Николка сразу понял, откуда они: в стороне от пестрой припечалившейся детворы стоял парень в суровой рубахе и тихо и упорно ударял в Плакуна. Он, должно быть, и сам не слышал, каким тревожным и нестройным звуком отвечал ему старый Плакун. Звук был слаб и немощен, но до того несозвучен с весенним молодым звоном, будто нарочно перечил ему осенним унылым перекором.
Николка крикнул парню:
– Перестань.
Парень обернулся и выпустил веревку. Перекор прекратился. Весенний ливень зашумел веселей и неудержимей. Парень усмехнулся жалко и растерянно. Лицо у него было худое, с серовато-синим пеплом, подсыпанным в глубокие впадины глаз. Голубые большие глаза в красных ободках от бессонницы смотрели с установившейся, неотходной тоской .
– А разве нельзя? – спросил он вяло.
– Нельзя. Пасха теперь, а ты словно к выносу перезваниваешь.
Парень еще ушибленнее улыбнулся. Николка позвал его:
– Пойдем ко мне.
Парень побрел за ним в каморку. Он сел на табуретку, потрогал красное, наполовину обколупленное яйцо на столе, откатил его к сторонке, потом опять подкатил поближе к себе и сколупнул ногтем крошечный краешек скорлупки.
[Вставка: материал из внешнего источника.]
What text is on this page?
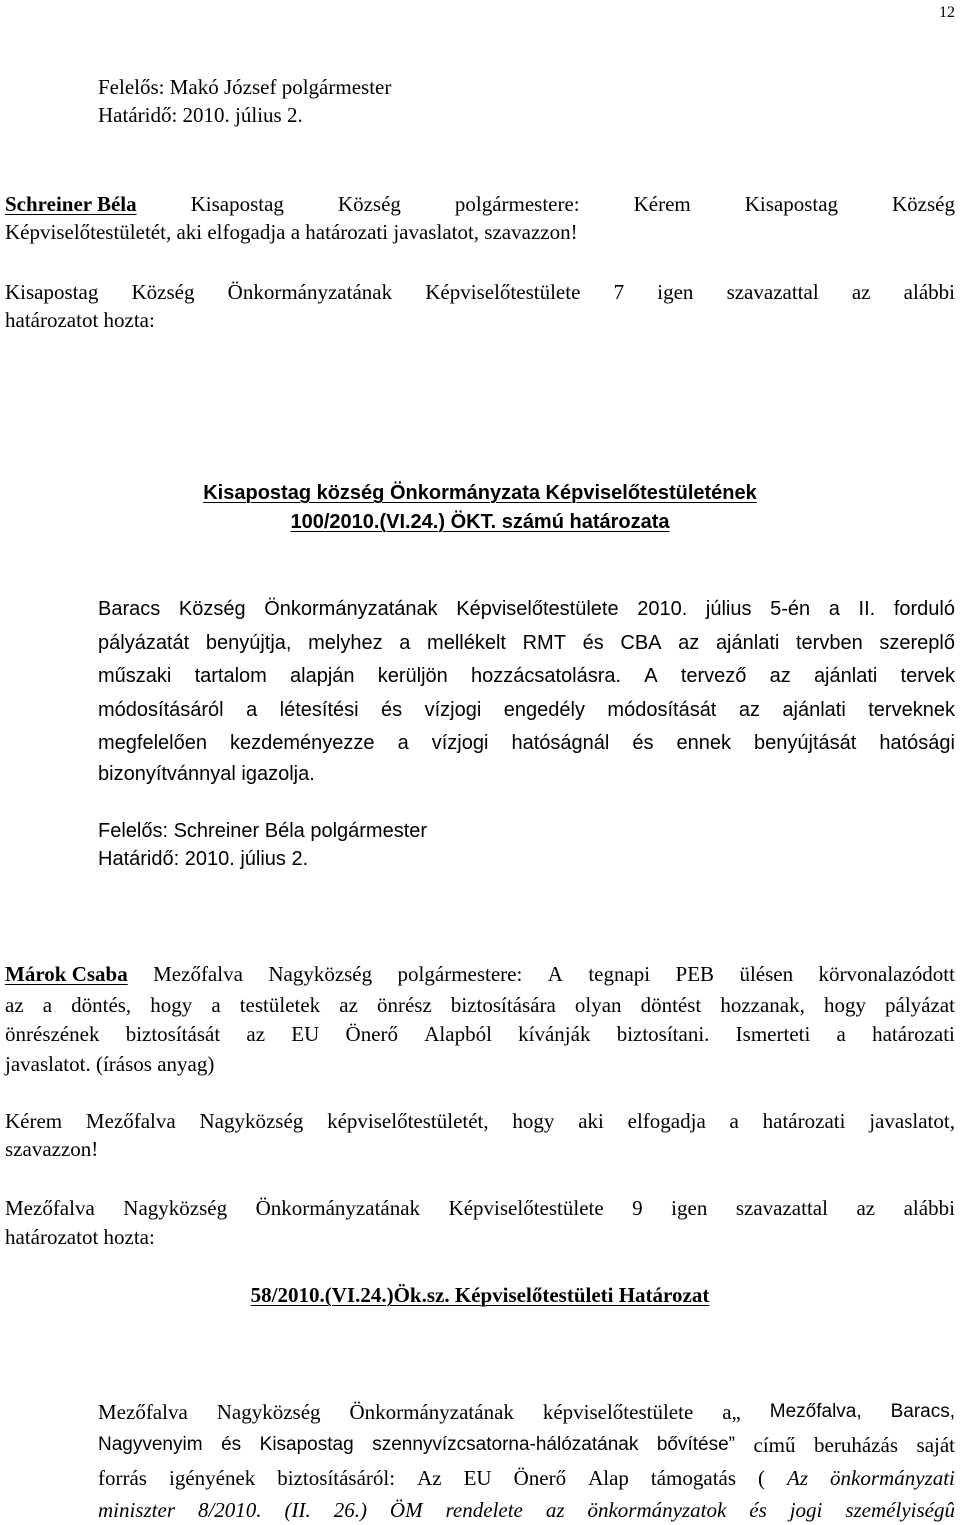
12
Felelős: Makó József polgármester
Határidő: 2010. július 2.
Schreiner Béla	Kisapostag	Község	polgármestere:	Kérem	Kisapostag	Község
Képviselőtestületét, aki elfogadja a határozati javaslatot, szavazzon!
Kisapostag Község Önkormányzatának Képviselőtestülete 7 igen szavazattal az alábbi
határozatot hozta:
Kisapostag község Önkormányzata Képviselőtestületének
100/2010.(VI.24.) ÖKT. számú határozata
Baracs Község Önkormányzatának Képviselőtestülete 2010. július 5-én a II. forduló
pályázatát benyújtja, melyhez a mellékelt RMT és CBA az ajánlati tervben szereplő
műszaki tartalom alapján kerüljön hozzácsatolásra. A tervező az ajánlati tervek
módosításáról a létesítési és vízjogi engedély módosítását az ajánlati terveknek
megfelelően kezdeményezze a vízjogi hatóságnál és ennek benyújtását hatósági
bizonyítvánnyal igazolja.
Felelős: Schreiner Béla polgármester
Határidő: 2010. július 2.
Márok Csaba Mezőfalva Nagyközség polgármestere: A tegnapi PEB ülésen körvonalazódott
az a döntés, hogy a testületek az önrész biztosítására olyan döntést hozzanak, hogy pályázat
önrészének biztosítását az EU Önerő Alapból kívánják biztosítani. Ismerteti a határozati
javaslatot. (írásos anyag)
Kérem Mezőfalva Nagyközség képviselőtestületét, hogy aki elfogadja a határozati javaslatot,
szavazzon!
Mezőfalva Nagyközség Önkormányzatának Képviselőtestülete 9 igen szavazattal az alábbi
határozatot hozta:
58/2010.(VI.24.)Ök.sz. Képviselőtestületi Határozat
Mezőfalva Nagyközség Önkormányzatának képviselőtestülete a„ Mezőfalva, Baracs,
Nagyvenyim és Kisapostag szennyvízcsatorna-hálózatának bővítése” című beruházás saját
forrás igényének biztosításáról: Az EU Önerő Alap támogatás ( Az önkormányzati
miniszter 8/2010. (II. 26.) ÖM rendelete az önkormányzatok és jogi személyiségû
– Чудной ты, – сказал Николка, наблюдая его. – Есть, что ли, хочешь?
– Дай, – просто ответил парень.
– Ну, ешь яйцо. Вот тебе хлеб. Соль там вон, в солонице.
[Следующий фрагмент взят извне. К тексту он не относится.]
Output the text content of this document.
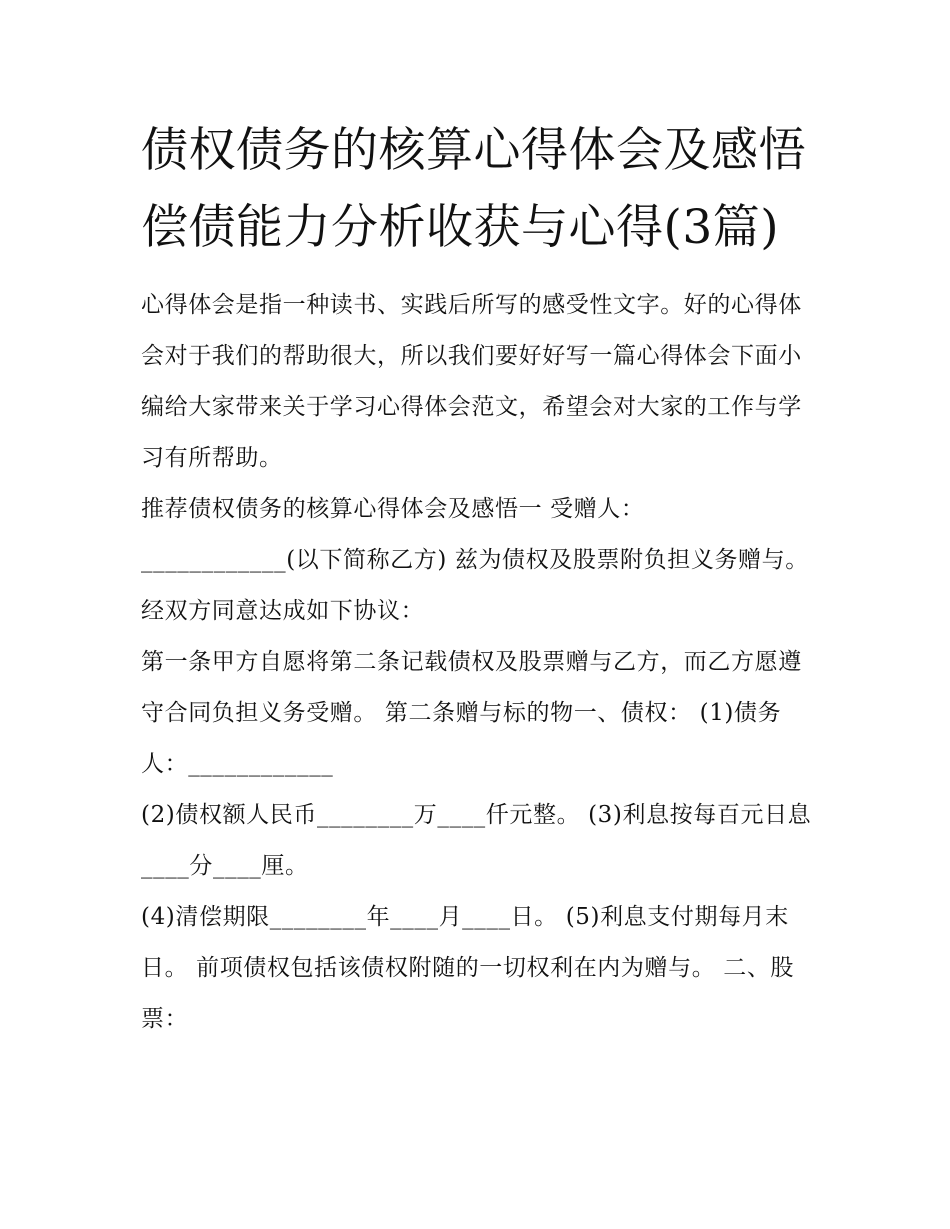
债权债务的核算心得体会及感悟 偿债能力分析收获与心得(3篇)

心得体会是指一种读书、实践后所写的感受性文字。好的心得体会对于我们的帮助很大，所以我们要好好写一篇心得体会下面小编给大家带来关于学习心得体会范文，希望会对大家的工作与学习有所帮助。

推荐债权债务的核算心得体会及感悟一 受赠人：____________(以下简称乙方) 兹为债权及股票附负担义务赠与。经双方同意达成如下协议：

第一条甲方自愿将第二条记载债权及股票赠与乙方，而乙方愿遵守合同负担义务受赠。 第二条赠与标的物一、债权： (1)债务人：____________

(2)债权额人民币________万____仟元整。 (3)利息按每百元日息____分____厘。

(4)清偿期限________年____月____日。 (5)利息支付期每月末日。 前项债权包括该债权附随的一切权利在内为赠与。 二、股票：
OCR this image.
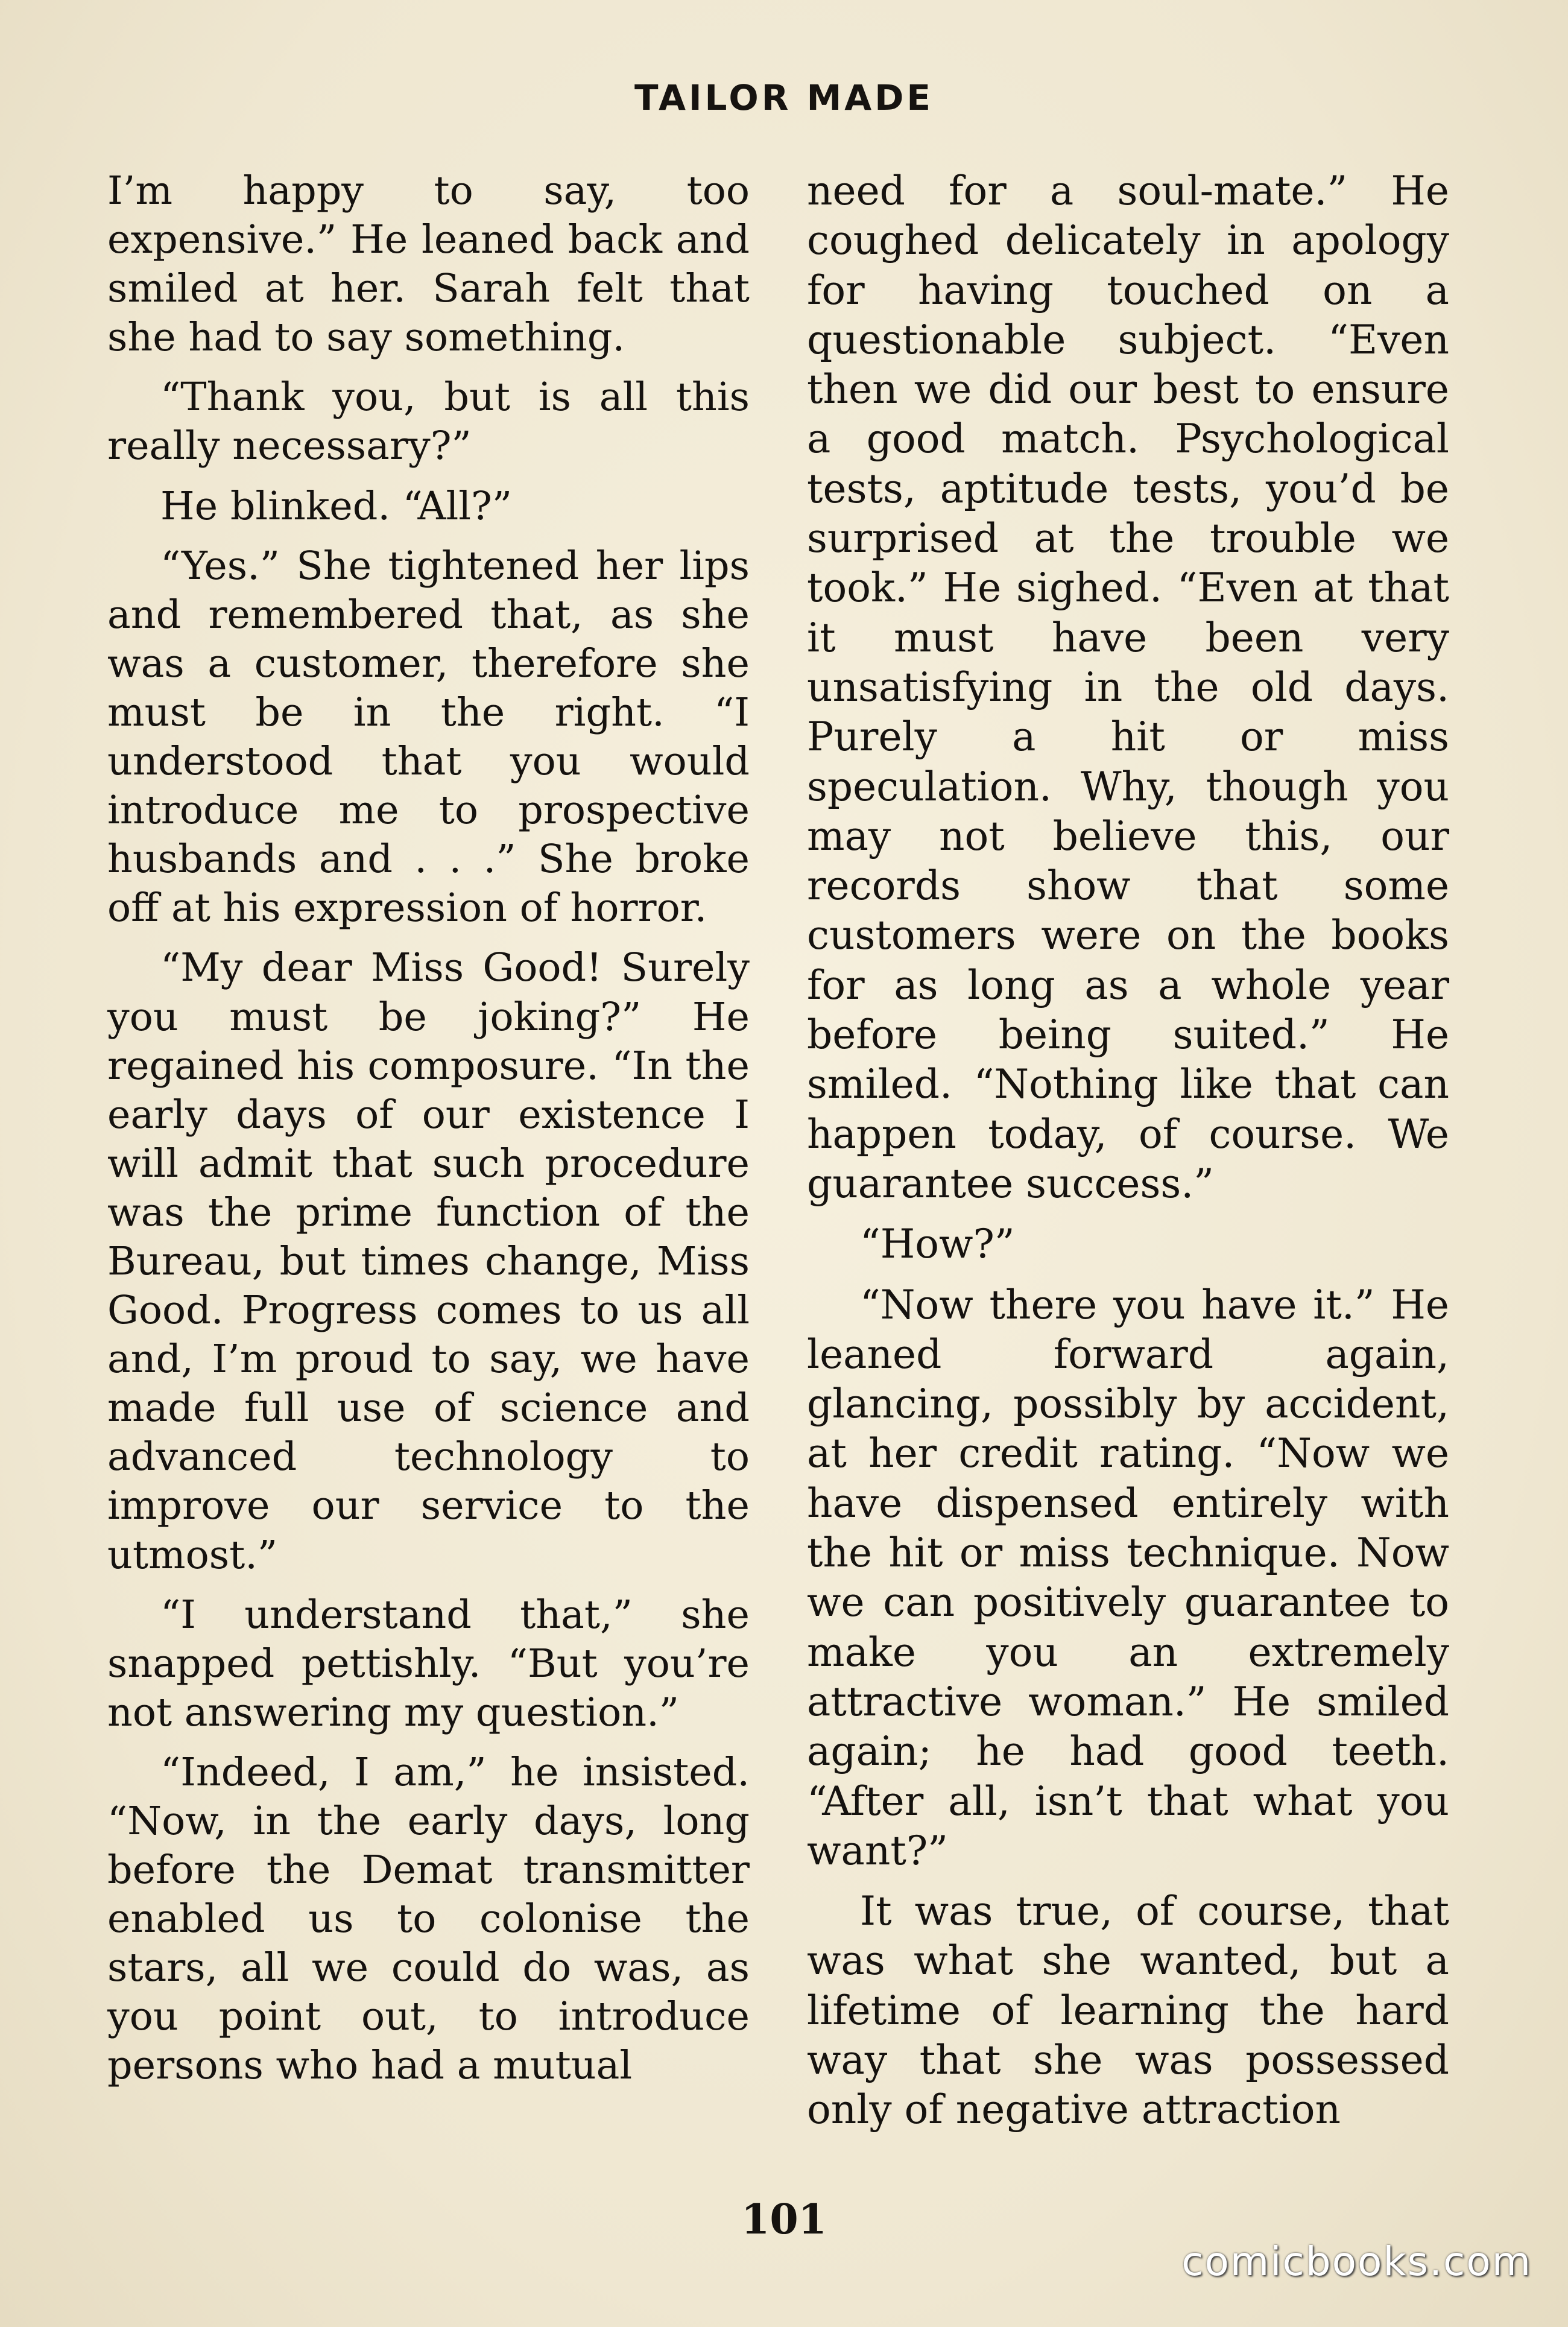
TAILOR MADE

I’m happy to say, too expensive.” He leaned back and smiled at her. Sarah felt that she had to say something.

“Thank you, but is all this really necessary?”

He blinked. “All?”

“Yes.” She tightened her lips and remembered that, as she was a customer, therefore she must be in the right. “I understood that you would introduce me to prospective husbands and . . .” She broke off at his expression of horror.

“My dear Miss Good! Surely you must be joking?” He regained his composure. “In the early days of our existence I will admit that such procedure was the prime function of the Bureau, but times change, Miss Good. Progress comes to us all and, I’m proud to say, we have made full use of science and advanced technology to improve our service to the utmost.”

“I understand that,” she snapped pettishly. “But you’re not answering my question.”

“Indeed, I am,” he insisted. “Now, in the early days, long before the Demat transmitter enabled us to colonise the stars, all we could do was, as you point out, to introduce persons who had a mutual

need for a soul-mate.” He coughed delicately in apology for having touched on a questionable subject. “Even then we did our best to ensure a good match. Psychological tests, aptitude tests, you’d be surprised at the trouble we took.” He sighed. “Even at that it must have been very unsatisfying in the old days. Purely a hit or miss speculation. Why, though you may not believe this, our records show that some customers were on the books for as long as a whole year before being suited.” He smiled. “Nothing like that can happen today, of course. We guarantee success.”

“How?”

“Now there you have it.” He leaned forward again, glancing, possibly by accident, at her credit rating. “Now we have dispensed entirely with the hit or miss technique. Now we can positively guarantee to make you an extremely attractive woman.” He smiled again; he had good teeth. “After all, isn’t that what you want?”

It was true, of course, that was what she wanted, but a lifetime of learning the hard way that she was possessed only of negative attraction

101
comicbooks.com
Парень ел по-чудному: откусит яйца, до скорлупы; потом сколупнет немного скорлупы, опять откусит. Посолить забыл, а когда съел яйцо, суетливо стал тыкать куском хлеба в солоницу.
Николка его остановил:
– По-Iудиному, в солоницу макаешь. Не след.
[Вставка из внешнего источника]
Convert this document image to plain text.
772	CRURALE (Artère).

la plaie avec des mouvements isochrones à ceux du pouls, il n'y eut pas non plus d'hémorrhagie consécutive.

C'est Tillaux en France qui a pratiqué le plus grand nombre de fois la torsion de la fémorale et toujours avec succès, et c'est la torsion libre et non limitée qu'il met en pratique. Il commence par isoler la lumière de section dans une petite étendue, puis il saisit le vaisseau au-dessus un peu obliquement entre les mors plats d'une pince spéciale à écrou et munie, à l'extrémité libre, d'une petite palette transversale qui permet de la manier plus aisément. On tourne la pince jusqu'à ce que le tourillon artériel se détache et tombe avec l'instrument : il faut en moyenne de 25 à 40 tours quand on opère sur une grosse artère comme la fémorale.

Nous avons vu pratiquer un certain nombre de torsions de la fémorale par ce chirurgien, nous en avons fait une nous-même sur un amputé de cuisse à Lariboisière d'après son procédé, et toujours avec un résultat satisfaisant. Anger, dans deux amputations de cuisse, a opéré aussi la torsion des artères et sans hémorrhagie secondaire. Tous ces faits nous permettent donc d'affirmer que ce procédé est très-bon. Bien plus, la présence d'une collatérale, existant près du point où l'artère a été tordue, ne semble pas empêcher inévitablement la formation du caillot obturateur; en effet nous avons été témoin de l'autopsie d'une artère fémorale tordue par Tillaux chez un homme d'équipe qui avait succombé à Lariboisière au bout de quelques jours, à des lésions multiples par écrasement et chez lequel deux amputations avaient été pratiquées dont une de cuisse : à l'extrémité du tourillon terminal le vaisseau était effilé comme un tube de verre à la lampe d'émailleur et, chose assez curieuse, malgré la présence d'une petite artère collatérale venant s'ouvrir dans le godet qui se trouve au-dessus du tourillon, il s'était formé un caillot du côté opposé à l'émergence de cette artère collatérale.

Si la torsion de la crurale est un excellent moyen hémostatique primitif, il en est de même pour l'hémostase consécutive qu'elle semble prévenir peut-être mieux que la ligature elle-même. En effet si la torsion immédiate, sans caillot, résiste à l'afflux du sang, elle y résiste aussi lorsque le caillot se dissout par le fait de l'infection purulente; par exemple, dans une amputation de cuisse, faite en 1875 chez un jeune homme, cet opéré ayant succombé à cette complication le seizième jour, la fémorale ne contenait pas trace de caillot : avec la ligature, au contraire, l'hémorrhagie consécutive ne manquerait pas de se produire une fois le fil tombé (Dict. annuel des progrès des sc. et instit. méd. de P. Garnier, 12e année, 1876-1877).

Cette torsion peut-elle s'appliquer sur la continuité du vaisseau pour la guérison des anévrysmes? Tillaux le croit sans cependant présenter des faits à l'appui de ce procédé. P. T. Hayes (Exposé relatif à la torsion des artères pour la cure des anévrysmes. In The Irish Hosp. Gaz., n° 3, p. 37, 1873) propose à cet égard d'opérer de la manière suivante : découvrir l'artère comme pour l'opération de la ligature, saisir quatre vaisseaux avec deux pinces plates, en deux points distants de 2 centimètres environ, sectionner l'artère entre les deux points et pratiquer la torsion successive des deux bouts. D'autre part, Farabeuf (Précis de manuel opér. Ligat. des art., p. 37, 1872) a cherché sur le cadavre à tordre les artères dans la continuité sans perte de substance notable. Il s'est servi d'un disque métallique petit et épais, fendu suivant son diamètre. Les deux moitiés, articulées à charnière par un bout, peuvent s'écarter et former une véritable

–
Парень улыбнулся растерянно.
Николка спросил:
– Да ты чей?
Словно обрадовавшись, парень заговорил:
– С Обруба. Сапожник я. Василий Дементьев, может быть, слышал? С Обруба, возле колодца. Дикий дом направо.
– Не слыхал.
Николка отвернулся на минуту в шкапчик: поискать еще еды для парня; когда нашел обрезок жиру от ветчины, – парень сидел с таким же невидящим серым лицом. С каким звонил.
– Поешь вот еще.
Василий покачал головой и встал.
– Я пойду.
– Куда ж ты пойдешь?
– Пойду, – упрямо повторил парень.
Николке стало досадно.
– Ну и иди! Кто тебя держит? А зачем давеча звон перебивал?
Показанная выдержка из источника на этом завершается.